A Sofia envia mensagens ao terapeuta várias vezes por semana sempre que sente insegurança ou tristeza, esperando respostas imediatas. Em vez de tentar aplicar as estratégias que aprendeu na terapia, ela depende do contacto com o terapeuta para se acalmar, tornando-se incapaz de lidar com as emoções por conta própria.
- Quando a terapia se torna apenas um espaço de desabafo, sem aplicação prática das ferramentas aprendidas.
O Pedro chega às sessões e passa o tempo inteiro a debitar problemas da semana. Até agora, ainda não aplicou nenhuma das sugestões ou estratégias que o terapeuta lhe deu. Diz que quer mudar, mas evita qualquer esforço para modificar os seus padrões, tratando a terapia apenas como um espaço para descarregar frustrações.
O perigo das psicoterapias sem direção ou objetivos
Nem sempre a dependência excessiva vem do cliente. Em alguns casos, a falta de um plano terapêutico claro pode levar a uma terapia sem objetivos definidos, dificultando o progresso e a alta. Quando a terapia se torna um espaço onde o cliente apenas desabafa sem que haja uma orientação estruturada para a mudança, o terapeuta pode acabar por reforçar a estagnação em vez de promover o desenvolvimento.
Um bom psicoterapeuta sabe que o seu papel é, um dia, deixar de ser necessário: ajudar o cliente a crescer e, eventualmente, a seguir o seu caminho sozinho, com todos os ganhos que a relação terapêutica lhe trouxe, incluindo confiança e autonomia.
A psicoterapia não deve ser um compromisso perpétuo, mas sim um processo com metas progressivas e revisões periódicas sobre o progresso do cliente.
Recorde-se: é agente do seu próprio processo terapêutico. Se sentir que está a repetir os mesmos temas sem mudanças significativas ou que não há sequer um plano ou objetivos definidos para a sua evolução, pode ser importante conversar com o seu psicoterapeuta sobre a direção do processo.
Como saber se é hora de parar?
O cumprimento dos objetivos terapêuticos é habitualmente um bom sinal para psicoterapeuta e cliente voltarem a conversar sobre o processo e reavaliar o impacto da psicoterapia.
Nem sempre é fácil reconhecer o momento ideal para encerrar um processo terapêutico, mas há alguns pontos a que podemos prestar atenção e que podem indicar que o processo está bem encaminhado e que poderá ser importante diminuir a frequência das sessões ou mesmo começar a antecipar a alta:
- Sente-se confiante e capaz de lidar com os desafios do dia a dia.

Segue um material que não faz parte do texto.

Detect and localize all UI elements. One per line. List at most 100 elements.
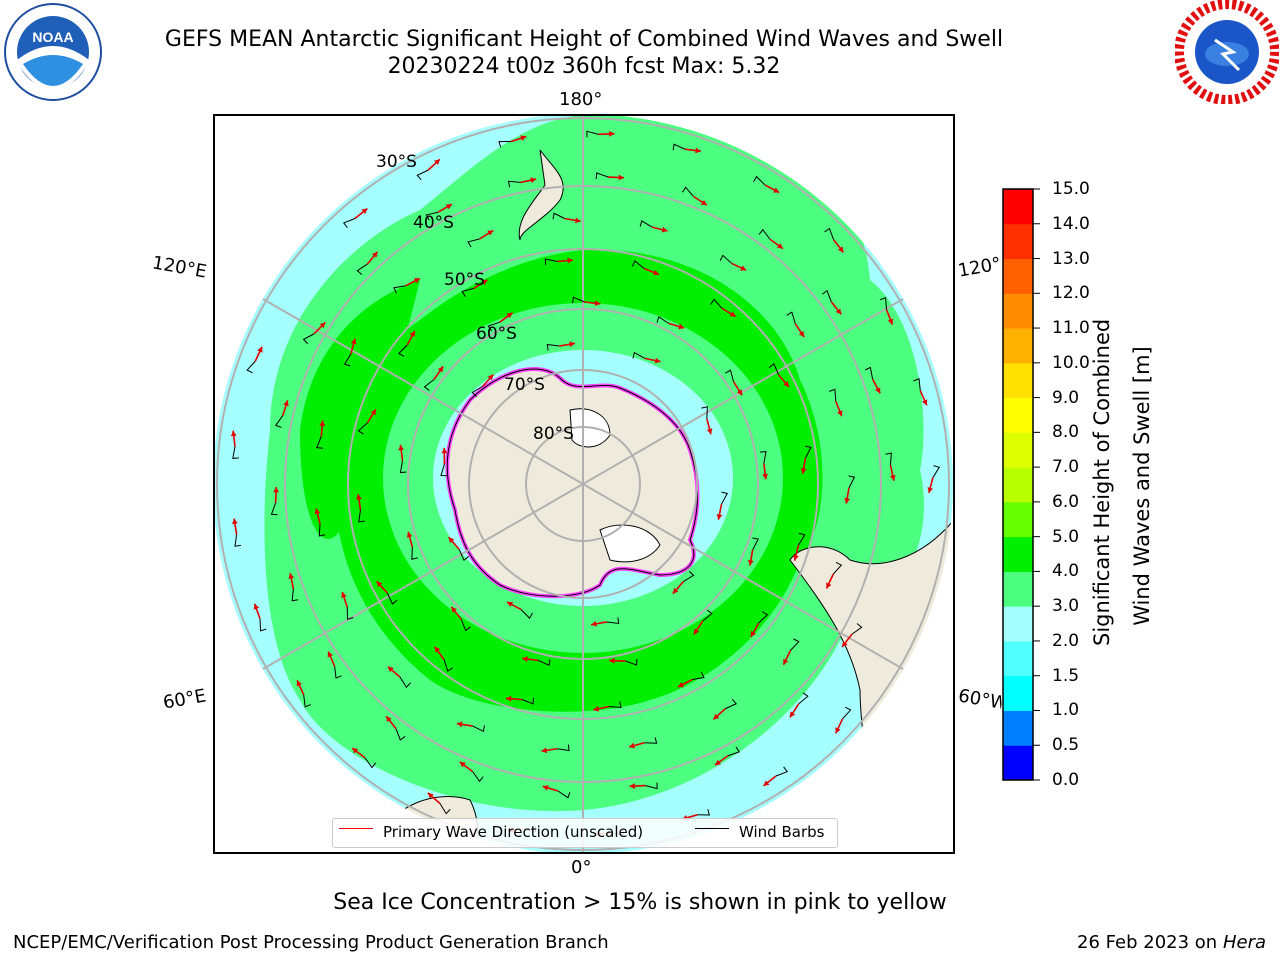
wave-arrow-head [793,554,799,561]
wave-arrow-head [609,131,615,137]
wave-arrow-head [370,409,376,416]
wave-arrow-head [921,399,928,406]
wind-barb [790,638,800,651]
wave-arrow-head [230,430,237,437]
wind-barb [386,592,398,605]
wind-barb [879,297,888,310]
colorbar-band [1003,328,1033,364]
lat-label-60s: 60°S [476,324,517,344]
colorbar-band [1003,432,1033,468]
wind-barb [557,790,571,799]
wave-direction-arrows [230,130,941,837]
wave-arrow-head [387,666,394,673]
wind-barb [656,316,670,324]
wave-arrow-head [693,628,700,635]
wind-barb [395,728,406,741]
wave-arrow-head [750,630,756,637]
lat-label-40s: 40°S [413,213,454,233]
wind-barb [586,130,599,138]
wave-arrow-head [837,246,844,253]
wind-barb [399,676,411,689]
wind-barb [342,218,356,229]
wave-arrow-head [409,330,415,337]
wind-barb [805,445,812,459]
wave-arrow-head [672,587,679,594]
wind-barb [544,258,558,265]
wind-barb [632,351,646,359]
wave-arrow-head [506,312,513,319]
colorbar-band [1003,571,1033,607]
wave-arrow-head [507,601,514,608]
wind-barb [557,744,570,752]
lon-label-180: 180° [559,89,603,110]
wave-arrow-head [835,308,842,315]
chart-subtitle: 20230224 t00z 360h fcst Max: 5.32 [387,54,781,79]
colorbar-band [1003,745,1033,781]
wind-barb [721,491,729,505]
lat-label-30s: 30°S [376,152,417,172]
colorbar-tick-label: 2.0 [1052,630,1080,651]
wind-barb [270,502,278,516]
legend-wave-direction: Primary Wave Direction (unscaled) [383,823,644,841]
wind-barb-swatch [695,828,729,829]
colorbar-band [1003,293,1033,329]
wind-barb [572,296,585,304]
wind-barb [440,463,448,477]
wind-barb [458,549,469,562]
wave-arrow-head [288,573,295,579]
wind-barb [291,588,299,602]
wave-arrow-head [783,658,789,665]
wave-arrow-head [706,428,713,435]
wave-arrow-head [437,366,444,373]
wind-barb [758,228,771,240]
wave-arrow-head [441,447,448,454]
wave-arrow-head [715,759,721,766]
wind-barb [639,220,653,228]
wind-barb [727,746,741,757]
wave-arrow-head [713,713,720,720]
colorbar-tick-label: 14.0 [1052,213,1090,234]
wind-barb [885,452,892,466]
wave-arrow-head [451,606,457,613]
wave-arrow-head [413,278,420,284]
colorbar-tick-label: 12.0 [1052,283,1090,304]
wind-barb [346,607,354,620]
wave-arrow-head [789,711,796,718]
colorbar-tick-label: 1.0 [1052,700,1080,721]
wave-arrow-head [594,300,601,307]
colorbar-tick-label: 5.0 [1052,526,1080,547]
wind-barb [520,609,534,619]
wave-arrow-head [542,785,549,791]
colorbar-tick-label: 0.0 [1052,770,1080,790]
wind-barb [824,227,835,240]
wave-arrow-head [448,537,455,544]
wind-barb [645,782,658,790]
colorbar-tick-label: 8.0 [1052,422,1080,443]
wave-arrow-head [736,389,743,396]
wind-barb [848,475,856,489]
wind-barb [631,260,645,269]
wind-barb [683,570,695,583]
wave-direction-swatch [339,828,373,829]
wave-arrow-head [319,322,326,329]
wave-arrow-head [591,621,597,627]
colorbar-tick-label: 4.0 [1052,561,1080,582]
wave-arrow-head [356,494,362,500]
colorbar-tick-label: 10.0 [1052,352,1090,373]
wind-barb [768,363,780,376]
wind-barb [356,263,368,275]
wave-arrow-head [296,680,302,687]
colorbar-tick-label: 3.0 [1052,596,1080,617]
wave-arrow-head [445,204,452,210]
wave-arrow-head [678,323,685,330]
wave-arrow-head [593,706,600,712]
wave-arrow-head [505,695,512,702]
wave-arrow-head [763,780,770,786]
wave-arrow-head [653,269,660,276]
wave-arrow-head [273,486,279,493]
wind-barb [701,406,708,419]
wind-barb [864,366,874,380]
wind-barb [439,803,451,815]
lat-label-80s: 80°S [533,424,574,444]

A Mariana iniciou a terapia num momento de grande instabilidade emocional, sentindo-se incapaz de gerir conflitos no trabalho e na vida pessoal. Com o tempo, aprendeu a reconhecer os seus gatilhos emocionais e a aplicar estratégias para resolver problemas de forma mais tranquila. Agora, percebe que, mesmo quando surge um desafio inesperado, consegue manter a calma e tomar decisões de forma autónoma.

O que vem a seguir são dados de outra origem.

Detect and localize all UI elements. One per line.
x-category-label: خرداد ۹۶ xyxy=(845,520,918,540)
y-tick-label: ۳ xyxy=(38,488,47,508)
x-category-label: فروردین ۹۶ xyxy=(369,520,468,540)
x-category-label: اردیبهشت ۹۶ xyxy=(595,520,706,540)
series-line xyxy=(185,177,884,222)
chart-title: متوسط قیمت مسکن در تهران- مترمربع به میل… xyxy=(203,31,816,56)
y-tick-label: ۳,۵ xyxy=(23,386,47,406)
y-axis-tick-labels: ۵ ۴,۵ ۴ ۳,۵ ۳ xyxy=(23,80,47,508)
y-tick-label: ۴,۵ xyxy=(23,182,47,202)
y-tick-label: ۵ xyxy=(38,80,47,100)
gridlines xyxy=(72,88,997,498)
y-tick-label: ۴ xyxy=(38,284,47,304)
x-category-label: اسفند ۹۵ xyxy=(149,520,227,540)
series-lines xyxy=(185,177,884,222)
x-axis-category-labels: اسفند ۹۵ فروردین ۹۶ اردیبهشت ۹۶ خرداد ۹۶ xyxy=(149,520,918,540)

- Os temas trazidos à sessão tornaram-se mais reflexivos do que problemáticos.
A Inês percebeu que, nas últimas sessões, já não sente necessidade de trazer questões urgentes ou crises emocionais. Em vez disso, os temas passaram a ser mais reflexivos, como revisitar memórias, ou situações do dia-a-dia e compreender melhor padrões de comportamento.
- Sente que já tem ferramentas suficientes para gerir a sua saúde mental.

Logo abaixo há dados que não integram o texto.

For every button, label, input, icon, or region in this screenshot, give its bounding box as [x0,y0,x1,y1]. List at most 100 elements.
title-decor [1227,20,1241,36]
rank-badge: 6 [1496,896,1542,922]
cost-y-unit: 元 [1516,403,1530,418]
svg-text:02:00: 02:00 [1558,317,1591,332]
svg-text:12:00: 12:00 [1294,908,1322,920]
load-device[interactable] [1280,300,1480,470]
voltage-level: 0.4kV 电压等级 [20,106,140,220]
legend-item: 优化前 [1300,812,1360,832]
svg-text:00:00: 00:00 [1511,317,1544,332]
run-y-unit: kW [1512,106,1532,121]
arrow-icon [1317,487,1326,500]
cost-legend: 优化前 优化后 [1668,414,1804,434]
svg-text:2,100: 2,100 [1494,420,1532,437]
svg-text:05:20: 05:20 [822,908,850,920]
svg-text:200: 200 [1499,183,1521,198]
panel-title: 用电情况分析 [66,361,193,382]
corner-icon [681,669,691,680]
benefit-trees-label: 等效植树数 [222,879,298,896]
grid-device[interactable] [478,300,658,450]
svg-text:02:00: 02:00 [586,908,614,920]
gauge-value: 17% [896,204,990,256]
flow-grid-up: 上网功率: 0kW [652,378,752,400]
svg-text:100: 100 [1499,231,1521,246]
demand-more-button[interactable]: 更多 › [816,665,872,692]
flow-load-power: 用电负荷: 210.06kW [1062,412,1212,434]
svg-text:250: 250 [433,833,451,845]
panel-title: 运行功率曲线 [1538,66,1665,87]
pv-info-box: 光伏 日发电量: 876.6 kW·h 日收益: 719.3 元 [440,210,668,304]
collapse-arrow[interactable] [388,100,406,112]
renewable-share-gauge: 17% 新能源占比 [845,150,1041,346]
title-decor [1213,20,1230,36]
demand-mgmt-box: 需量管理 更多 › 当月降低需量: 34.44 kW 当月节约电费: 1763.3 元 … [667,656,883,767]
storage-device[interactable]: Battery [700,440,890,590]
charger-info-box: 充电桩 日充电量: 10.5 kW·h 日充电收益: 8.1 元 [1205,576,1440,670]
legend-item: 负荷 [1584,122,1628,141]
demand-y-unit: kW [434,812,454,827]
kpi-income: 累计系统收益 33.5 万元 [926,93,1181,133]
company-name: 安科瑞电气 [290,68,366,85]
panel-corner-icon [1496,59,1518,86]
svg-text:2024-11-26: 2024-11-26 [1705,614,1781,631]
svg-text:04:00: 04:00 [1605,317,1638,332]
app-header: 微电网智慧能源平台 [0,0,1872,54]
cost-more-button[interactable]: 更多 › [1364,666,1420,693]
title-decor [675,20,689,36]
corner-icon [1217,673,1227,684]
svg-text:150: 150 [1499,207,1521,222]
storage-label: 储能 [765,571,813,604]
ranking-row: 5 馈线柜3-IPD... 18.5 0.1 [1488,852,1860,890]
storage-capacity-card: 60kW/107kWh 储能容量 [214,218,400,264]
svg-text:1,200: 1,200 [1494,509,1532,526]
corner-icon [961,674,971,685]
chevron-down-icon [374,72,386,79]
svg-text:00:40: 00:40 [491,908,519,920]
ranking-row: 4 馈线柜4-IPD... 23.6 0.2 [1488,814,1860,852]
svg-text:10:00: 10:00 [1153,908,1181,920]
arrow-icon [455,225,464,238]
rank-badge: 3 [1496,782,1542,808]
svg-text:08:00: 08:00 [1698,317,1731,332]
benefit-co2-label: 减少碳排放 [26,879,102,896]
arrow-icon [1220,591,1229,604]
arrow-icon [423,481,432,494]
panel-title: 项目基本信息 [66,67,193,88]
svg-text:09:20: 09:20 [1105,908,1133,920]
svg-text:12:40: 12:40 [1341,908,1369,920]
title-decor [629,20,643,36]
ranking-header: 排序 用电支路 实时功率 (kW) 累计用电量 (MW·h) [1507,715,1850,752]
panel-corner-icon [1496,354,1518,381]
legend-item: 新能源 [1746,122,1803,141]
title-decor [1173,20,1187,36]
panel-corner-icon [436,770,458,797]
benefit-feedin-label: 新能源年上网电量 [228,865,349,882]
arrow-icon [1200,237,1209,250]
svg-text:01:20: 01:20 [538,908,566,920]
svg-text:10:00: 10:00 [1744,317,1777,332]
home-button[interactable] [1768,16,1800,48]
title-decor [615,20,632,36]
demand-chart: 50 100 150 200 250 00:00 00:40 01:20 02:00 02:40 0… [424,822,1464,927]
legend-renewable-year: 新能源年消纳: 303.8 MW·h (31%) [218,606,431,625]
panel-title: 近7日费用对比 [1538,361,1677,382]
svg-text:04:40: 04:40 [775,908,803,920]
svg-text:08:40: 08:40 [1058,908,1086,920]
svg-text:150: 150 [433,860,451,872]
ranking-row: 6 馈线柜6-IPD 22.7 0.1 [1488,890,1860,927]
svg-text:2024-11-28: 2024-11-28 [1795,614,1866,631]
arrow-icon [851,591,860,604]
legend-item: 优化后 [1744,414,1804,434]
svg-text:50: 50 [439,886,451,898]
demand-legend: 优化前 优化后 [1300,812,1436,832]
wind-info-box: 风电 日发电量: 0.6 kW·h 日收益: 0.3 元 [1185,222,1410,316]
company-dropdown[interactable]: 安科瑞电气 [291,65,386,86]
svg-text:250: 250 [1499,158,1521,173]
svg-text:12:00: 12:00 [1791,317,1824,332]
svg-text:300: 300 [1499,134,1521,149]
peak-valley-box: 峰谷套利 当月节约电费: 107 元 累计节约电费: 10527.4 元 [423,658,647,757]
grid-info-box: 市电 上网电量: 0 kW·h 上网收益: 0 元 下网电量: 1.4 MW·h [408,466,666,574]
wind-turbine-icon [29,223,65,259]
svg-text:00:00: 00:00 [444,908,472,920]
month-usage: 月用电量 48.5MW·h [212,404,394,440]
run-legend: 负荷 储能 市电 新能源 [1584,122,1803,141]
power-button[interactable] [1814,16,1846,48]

O Miguel costumava evitar conflitos por medo da rejeição. Depois de meses de trabalho terapêutico, já consegue comunicar os seus limites de forma assertiva e enfrentar conversas difíceis sem se sentir dominado pela ansiedade.
- Consegue escutar o/a seu/sua psicólogo dentro de si!
A Teresa notou que, em situações desafiantes, consegue lembrar-se do que o seu terapeuta diria e aplicar as aprendizagens das sessões de forma natural. Antes, sentia-se perdida sem as orientações externas; agora, sente que carrega dentro de si as ferramentas que adquiriu, como se tivesse internalizado a voz do terapeuta para tomar decisões de forma independente.
A psicoterapia é um exercício de transformação. Caminhar sozinho não significa um adeus definitivo, mas sim uma conquista: a certeza de que possui as ferramentas necessárias para seguir em frente, sabendo que sempre pode voltar, se precisar. Está pronto para dar esse passo?